Pour Florence Arnaiz-Maumé, déléguée générale du Synerpa , les EHPAD « manquent d’aides-soignants et de spécialités médicales », il semble donc important que les structures se médicalisent davantage et fassent appel à des médecins prescripteurs et non des médecins coordinateurs et embauchent des infirmiers 24h/24. L’épidémie du Covid19 qui a fortement touché les EHPAD a permis de montrer qu’avec la présence de médecins prescripteurs, les hospitalisations des résidents avaient fortement diminué.
Les nouvelles technologies : levier du « bien-vieillir »
Les EHPAD ont pour mission de prendre soin de la personne âgée qui devient de plus en plus dépendante. Pour cela, ils doivent se montrer innovants et transformer leurs pratiques en s’appuyant sur les nouvelles technologies. Leur digitalisation doit avant tout viser deux objectifs : premièrement l'amélioration du confort de vie des résidents et deuxièmement l’amélioration des conditions de travail des soignants, comme l’ont souligné des opérateurs lors de la Journée franco-allemande de la "Silver économie" le 4 juin 2019. Il est, par exemple, absolument nécessaire que toutes les chambres soient équipées de rails de transfert motorisés et connectés pour soulager les professionnels. Quant aux générations futures, elles seront plus exigeantes et souhaiteront des outils connectés pour être autonomes : gestion des chambres à commande vocales (ouverture des portes, des volets, gestion de la télévision, des lumières…), murs tactiles, serrures à badges.

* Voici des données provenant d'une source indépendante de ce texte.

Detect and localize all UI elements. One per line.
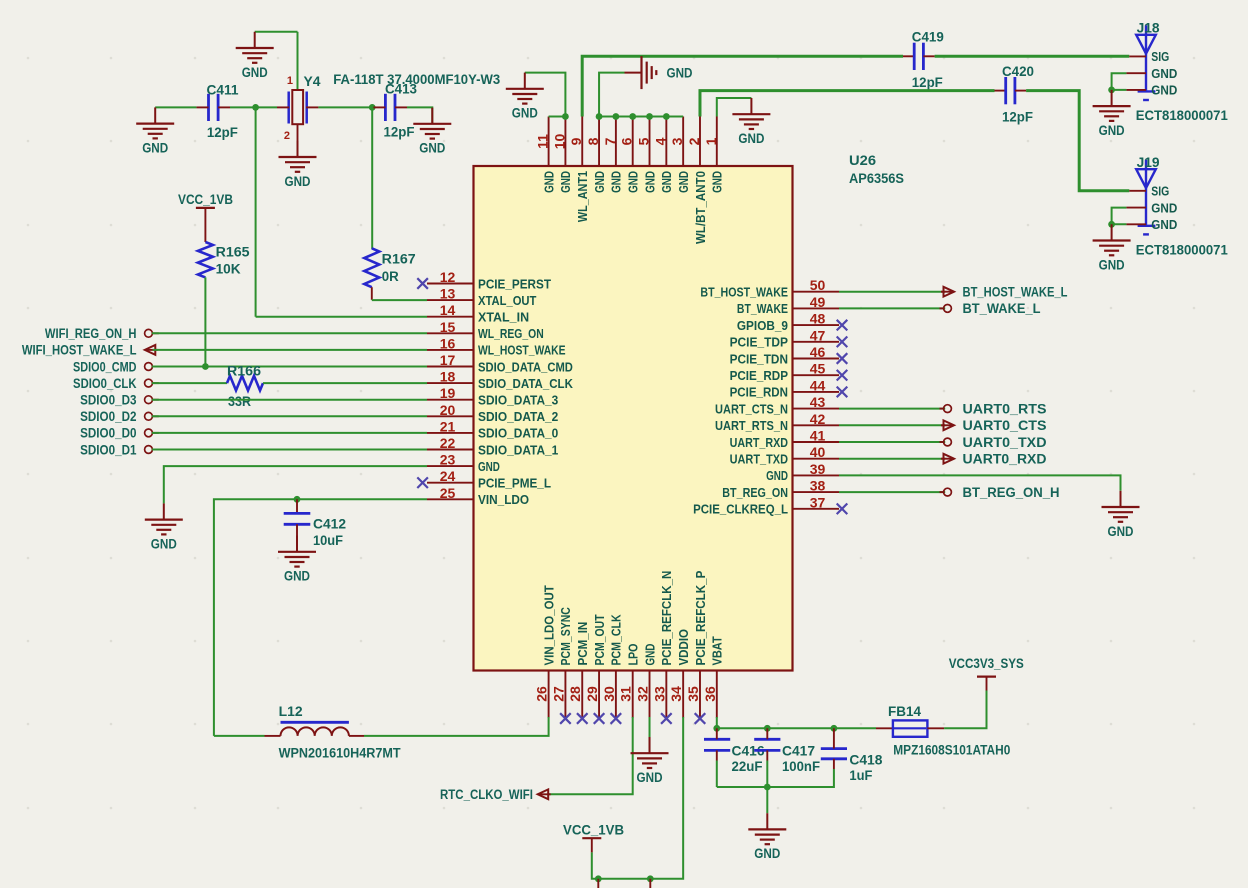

La situation liée à l’épidémie du Covid19 a mis en lumière la nécessité d’offrir aux résidents et aux familles, souvent éloignées, des outils numériques permettant de conserver un lien nécessaire à leur bien-être. C’est le cas, par exemple, du groupe « DomusVi » qui a lancé « FamilyVi », une application permettant en quelques clics d'envoyer un message, une photo ou d'offrir un cadeau à son proche, de consulter les informations relatives à la vie de la résidence, etc. Au sein d’une résidence « DomusVi », l’épidémie de Covid19 a fait passer de 30 à 50 % le nombre de familles actives sur l’application. Cette pandémie a permis également de valoriser la télémédecine. Il est primordial que tous les EHPAD disposent des équipements nécessaires à cette pratique qui deviendra vitale évitant ainsi les transferts, les hospitalisations à répétition et offrant une prise en charge médicale plus rapide. Nous pouvons nous interroger sur les maladies saisonnières qui tuent chaque année de nombreux résidents en EHPAD. Allier gestes barrières, télémédecine et confinement tout en respectant les libertés de chacun protégerait sans doute les personnes âgées lors des pics épidémiques.

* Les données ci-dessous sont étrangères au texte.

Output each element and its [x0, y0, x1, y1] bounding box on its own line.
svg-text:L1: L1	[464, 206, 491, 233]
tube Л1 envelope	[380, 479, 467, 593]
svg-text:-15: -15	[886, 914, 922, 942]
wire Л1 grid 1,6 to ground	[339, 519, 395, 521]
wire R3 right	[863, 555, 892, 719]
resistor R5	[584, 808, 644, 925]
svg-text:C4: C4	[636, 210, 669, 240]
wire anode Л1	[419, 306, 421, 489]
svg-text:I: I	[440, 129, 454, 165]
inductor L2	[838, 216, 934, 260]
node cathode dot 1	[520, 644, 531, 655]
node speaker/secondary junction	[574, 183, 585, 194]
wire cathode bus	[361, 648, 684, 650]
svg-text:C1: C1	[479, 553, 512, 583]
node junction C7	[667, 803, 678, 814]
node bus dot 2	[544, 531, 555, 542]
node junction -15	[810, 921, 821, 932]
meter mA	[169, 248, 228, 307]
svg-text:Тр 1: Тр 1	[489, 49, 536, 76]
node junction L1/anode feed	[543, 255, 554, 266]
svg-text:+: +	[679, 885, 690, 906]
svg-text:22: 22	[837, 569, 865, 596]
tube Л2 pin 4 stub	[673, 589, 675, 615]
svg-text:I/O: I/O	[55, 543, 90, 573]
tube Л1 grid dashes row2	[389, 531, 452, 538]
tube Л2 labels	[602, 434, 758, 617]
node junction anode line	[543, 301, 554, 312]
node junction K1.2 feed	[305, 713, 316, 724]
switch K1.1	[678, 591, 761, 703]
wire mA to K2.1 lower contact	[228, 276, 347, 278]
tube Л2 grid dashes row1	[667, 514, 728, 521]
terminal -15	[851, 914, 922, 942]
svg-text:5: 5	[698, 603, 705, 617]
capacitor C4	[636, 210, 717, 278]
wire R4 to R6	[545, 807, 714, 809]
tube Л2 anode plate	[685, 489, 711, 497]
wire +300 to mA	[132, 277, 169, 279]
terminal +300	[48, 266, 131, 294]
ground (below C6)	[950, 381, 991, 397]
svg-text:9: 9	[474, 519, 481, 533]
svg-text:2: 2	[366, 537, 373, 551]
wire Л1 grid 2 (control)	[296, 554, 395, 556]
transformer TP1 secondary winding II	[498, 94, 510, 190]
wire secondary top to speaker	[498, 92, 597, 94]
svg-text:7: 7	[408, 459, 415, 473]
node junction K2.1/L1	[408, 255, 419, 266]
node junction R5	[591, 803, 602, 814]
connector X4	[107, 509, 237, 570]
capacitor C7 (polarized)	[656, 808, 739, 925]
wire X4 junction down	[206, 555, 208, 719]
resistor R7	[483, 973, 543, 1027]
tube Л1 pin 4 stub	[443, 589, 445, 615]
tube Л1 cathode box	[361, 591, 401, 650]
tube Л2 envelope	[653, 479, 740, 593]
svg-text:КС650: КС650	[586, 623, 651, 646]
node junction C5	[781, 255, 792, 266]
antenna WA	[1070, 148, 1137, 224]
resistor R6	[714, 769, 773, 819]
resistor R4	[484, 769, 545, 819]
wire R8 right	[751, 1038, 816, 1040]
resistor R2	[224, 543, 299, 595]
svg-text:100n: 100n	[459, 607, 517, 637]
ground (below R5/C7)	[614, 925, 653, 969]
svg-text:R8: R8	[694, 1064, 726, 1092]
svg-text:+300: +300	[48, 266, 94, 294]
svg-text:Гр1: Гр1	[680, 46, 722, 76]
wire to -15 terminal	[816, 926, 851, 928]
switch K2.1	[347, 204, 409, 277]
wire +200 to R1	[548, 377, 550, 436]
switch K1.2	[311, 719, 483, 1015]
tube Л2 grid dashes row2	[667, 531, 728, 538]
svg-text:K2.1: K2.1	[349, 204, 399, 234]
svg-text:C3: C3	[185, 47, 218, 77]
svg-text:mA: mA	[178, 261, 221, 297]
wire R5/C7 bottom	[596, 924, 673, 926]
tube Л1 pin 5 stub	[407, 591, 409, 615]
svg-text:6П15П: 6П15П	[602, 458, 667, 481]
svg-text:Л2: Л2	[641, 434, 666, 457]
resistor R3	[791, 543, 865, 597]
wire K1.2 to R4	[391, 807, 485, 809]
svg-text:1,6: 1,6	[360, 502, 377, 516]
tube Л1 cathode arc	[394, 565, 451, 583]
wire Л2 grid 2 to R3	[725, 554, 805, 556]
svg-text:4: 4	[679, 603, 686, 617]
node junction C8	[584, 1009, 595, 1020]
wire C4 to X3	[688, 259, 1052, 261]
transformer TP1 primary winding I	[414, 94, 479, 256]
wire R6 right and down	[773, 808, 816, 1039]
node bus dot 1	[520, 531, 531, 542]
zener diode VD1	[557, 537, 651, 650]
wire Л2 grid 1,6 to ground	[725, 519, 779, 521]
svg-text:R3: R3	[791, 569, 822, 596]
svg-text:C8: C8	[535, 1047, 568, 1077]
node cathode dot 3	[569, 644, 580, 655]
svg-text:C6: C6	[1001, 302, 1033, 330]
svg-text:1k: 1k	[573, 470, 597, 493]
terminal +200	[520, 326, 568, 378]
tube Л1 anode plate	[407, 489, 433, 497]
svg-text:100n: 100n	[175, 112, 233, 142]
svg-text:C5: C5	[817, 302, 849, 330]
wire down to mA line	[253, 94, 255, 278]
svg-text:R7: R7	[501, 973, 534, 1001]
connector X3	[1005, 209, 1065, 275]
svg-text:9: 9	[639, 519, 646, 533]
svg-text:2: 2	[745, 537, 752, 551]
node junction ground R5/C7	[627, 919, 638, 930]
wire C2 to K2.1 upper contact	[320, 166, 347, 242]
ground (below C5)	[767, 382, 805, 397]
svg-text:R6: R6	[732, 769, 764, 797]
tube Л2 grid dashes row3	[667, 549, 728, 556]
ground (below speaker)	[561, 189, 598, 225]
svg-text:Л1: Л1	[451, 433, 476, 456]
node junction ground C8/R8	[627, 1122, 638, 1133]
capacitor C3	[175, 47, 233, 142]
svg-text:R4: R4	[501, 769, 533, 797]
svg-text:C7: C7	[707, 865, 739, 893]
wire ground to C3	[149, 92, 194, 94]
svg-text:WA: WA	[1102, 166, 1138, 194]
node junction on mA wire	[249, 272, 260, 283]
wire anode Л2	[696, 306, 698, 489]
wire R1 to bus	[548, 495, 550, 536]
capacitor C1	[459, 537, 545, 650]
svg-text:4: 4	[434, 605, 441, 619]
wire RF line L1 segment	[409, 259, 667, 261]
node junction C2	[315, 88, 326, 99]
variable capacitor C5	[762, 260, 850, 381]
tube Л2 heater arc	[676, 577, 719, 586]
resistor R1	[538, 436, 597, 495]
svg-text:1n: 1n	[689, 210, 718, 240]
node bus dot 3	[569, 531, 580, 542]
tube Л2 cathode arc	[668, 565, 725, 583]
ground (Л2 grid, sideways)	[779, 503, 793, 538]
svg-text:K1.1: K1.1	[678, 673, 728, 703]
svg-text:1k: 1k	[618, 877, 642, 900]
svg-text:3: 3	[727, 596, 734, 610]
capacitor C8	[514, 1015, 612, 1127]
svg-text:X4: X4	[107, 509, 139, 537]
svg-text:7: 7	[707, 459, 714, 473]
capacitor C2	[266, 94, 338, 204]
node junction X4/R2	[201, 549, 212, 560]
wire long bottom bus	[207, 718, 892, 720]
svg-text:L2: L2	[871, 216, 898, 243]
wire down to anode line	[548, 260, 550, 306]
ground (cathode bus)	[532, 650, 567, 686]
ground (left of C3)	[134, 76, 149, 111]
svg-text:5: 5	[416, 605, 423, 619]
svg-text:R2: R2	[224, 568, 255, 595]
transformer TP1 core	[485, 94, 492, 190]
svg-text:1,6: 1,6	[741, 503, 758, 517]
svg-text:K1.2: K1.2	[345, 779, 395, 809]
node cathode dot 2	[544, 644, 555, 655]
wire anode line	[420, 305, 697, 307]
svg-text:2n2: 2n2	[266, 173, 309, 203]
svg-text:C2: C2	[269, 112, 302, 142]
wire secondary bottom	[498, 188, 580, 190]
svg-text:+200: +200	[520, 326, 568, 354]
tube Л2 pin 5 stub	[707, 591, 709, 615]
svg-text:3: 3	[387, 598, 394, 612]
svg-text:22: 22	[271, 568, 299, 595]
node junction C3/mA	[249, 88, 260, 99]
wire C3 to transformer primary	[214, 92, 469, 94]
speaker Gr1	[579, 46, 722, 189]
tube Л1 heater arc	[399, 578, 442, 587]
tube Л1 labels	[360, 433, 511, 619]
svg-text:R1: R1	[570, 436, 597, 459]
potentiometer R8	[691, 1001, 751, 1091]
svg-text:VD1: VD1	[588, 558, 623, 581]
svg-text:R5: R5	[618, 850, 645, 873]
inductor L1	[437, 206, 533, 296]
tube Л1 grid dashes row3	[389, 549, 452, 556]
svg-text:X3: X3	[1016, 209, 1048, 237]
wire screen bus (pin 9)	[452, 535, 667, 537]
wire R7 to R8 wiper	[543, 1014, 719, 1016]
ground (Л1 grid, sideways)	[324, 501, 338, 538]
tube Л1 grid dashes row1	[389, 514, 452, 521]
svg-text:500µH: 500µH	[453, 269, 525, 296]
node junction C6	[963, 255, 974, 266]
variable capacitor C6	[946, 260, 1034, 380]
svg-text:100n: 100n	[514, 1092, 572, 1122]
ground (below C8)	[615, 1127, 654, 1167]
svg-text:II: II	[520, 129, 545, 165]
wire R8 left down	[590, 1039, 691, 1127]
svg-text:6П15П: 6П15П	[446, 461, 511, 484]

L’intelligence artificielle devra enfin être intégrée au sein des établissements, avec par exemple des robots permettant de détecter l’apparition de troubles psychiatriques ou neurodégénératifs, des systèmes automatisés de relevés des constantes vitales, de détection des chutes, de détection des escarres et du suivi de l’hydratation.
Il sera néanmoins crucial d’accompagner les professionnels dans le changement de leurs pratiques et de les former à l’utilisation optimale de ces outils numériques émergeants.